Q8c: “Biology is not flat”, so what should we keep in mind when doing colocalization in 3D? (Clearly deconvolution is very useful in this case to correct for spherical abberations, and also sample drift + chromatic shift)
Q8a, @romainGuiet: You should not choose! Analyse 3D first to check if you’re “quantifier” is sensitive to 2D.
Q8b, @romainGuiet: From a 3D stack , you calculate your quantifier on the overall stack. Ideally you should check that your results is not sensitive to 2D.
Q8a: I totally agree with @romainGuiet: in case you’ve acquired data in 3D, it probably means your problem can’t be summarized as 2D. So why would you want to extract only part of the information, running the risk to bias the data ?

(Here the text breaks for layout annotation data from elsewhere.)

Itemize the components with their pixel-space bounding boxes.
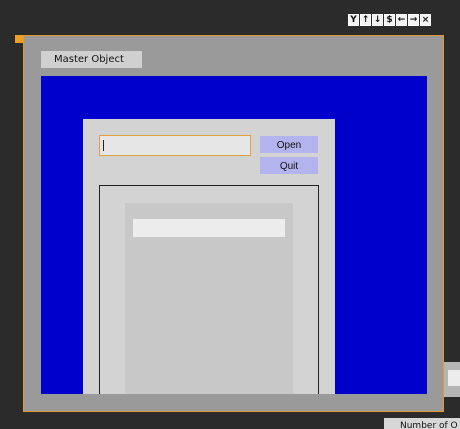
master-object-tab[interactable]: Master Object — [41, 51, 142, 68]
fork-icon[interactable]: Y — [348, 14, 359, 26]
dollar-icon[interactable]: $ — [384, 14, 395, 26]
side-panel-field[interactable] — [448, 370, 460, 386]
file-path-input[interactable] — [99, 135, 251, 156]
close-icon[interactable]: × — [420, 14, 431, 26]
arrow-up-icon[interactable]: ↑ — [360, 14, 371, 26]
resize-handle[interactable] — [15, 35, 23, 43]
text-caret — [103, 140, 104, 151]
object-count-label: Number of O — [384, 418, 460, 429]
window-controls: Y ↑ ↓ $ ← → × — [348, 14, 431, 26]
arrow-down-icon[interactable]: ↓ — [372, 14, 383, 26]
arrow-right-icon[interactable]: → — [408, 14, 419, 26]
quit-button[interactable]: Quit — [260, 157, 318, 174]
arrow-left-icon[interactable]: ← — [396, 14, 407, 26]
file-list-item[interactable] — [133, 219, 285, 237]
open-button[interactable]: Open — [260, 136, 318, 153]
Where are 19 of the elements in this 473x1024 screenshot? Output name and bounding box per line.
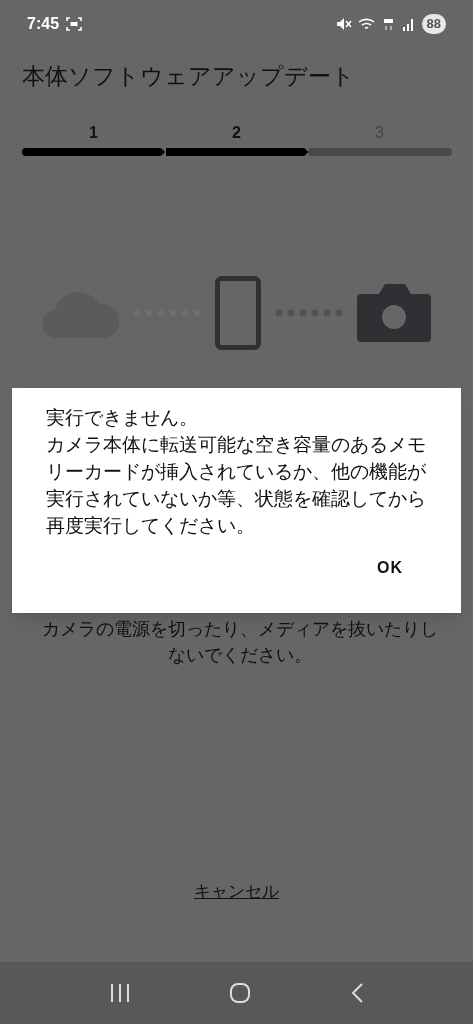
dotted-connector-drawing: [274, 309, 343, 317]
ok-button[interactable]: OK: [377, 556, 403, 580]
home-icon[interactable]: [229, 982, 252, 1004]
mute-icon: [335, 17, 352, 31]
smartphone-icon: [214, 276, 261, 350]
signal-icon: [401, 17, 416, 31]
cellular-5g-icon: [381, 17, 396, 31]
screenshot-icon: [66, 16, 83, 32]
dialog-message: カメラ本体に転送可能な空き容量のあるメモリーカードが挿入されているか、他の機能が実行されていないか等、状態を確認してから再度実行してください。: [46, 433, 427, 538]
back-icon[interactable]: [349, 982, 364, 1004]
warning-text: カメラの電源を切ったり、メディアを抜いたりしないでください。: [41, 618, 439, 667]
status-time: 7:45: [27, 14, 60, 34]
recent-apps-icon[interactable]: [109, 983, 132, 1003]
battery-level: 88: [421, 14, 446, 34]
step-number: 2: [232, 123, 241, 143]
page-title: 本体ソフトウェアアップデート: [21, 62, 356, 91]
camera-icon: [356, 284, 431, 342]
step-number: 1: [89, 123, 98, 143]
dialog-heading: 実行できません。: [46, 406, 199, 430]
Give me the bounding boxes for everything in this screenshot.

Q8b: If your acquisition in 2D, there is unfortunately nothing you could do… except go back to the microscope and re-acquire the data. This is of course true only if your sample/region of interest is not encompassed into your 2D acquisition.
Q8c: True: deconvolution can help. About things to keep in mind… well, it all depends on the method you are using. For Pearson and Manders you analyze pixel wise, so there is not that much you have to do. When dealing with object-based, when summarizing the objects as single spots, the disparity of resolution should be taken into account. Let’s imagine two centers in the same plane or one on top of the other, both having same (x, y) coordinates, the reference resolution is the xy resolution or the z resolution respectively. This means that if the distance between the two spots is below the optical resolution they do co-localize (or, more precisely, knowing the current resolution, you can’t exclude that they do co-localize). Now imagine the two spots close one from the other, but one slightly off-centered as compared to the other: what reference resolution would you take ? The xy resolution ? The z resolution ? In fact, you would have to take into account both resolutions, in a weighted fashion, depending on the orientation between the two dots. This is what the JACoP plugin does (see the ImageJ conference 2008 paper for an extensive explanation).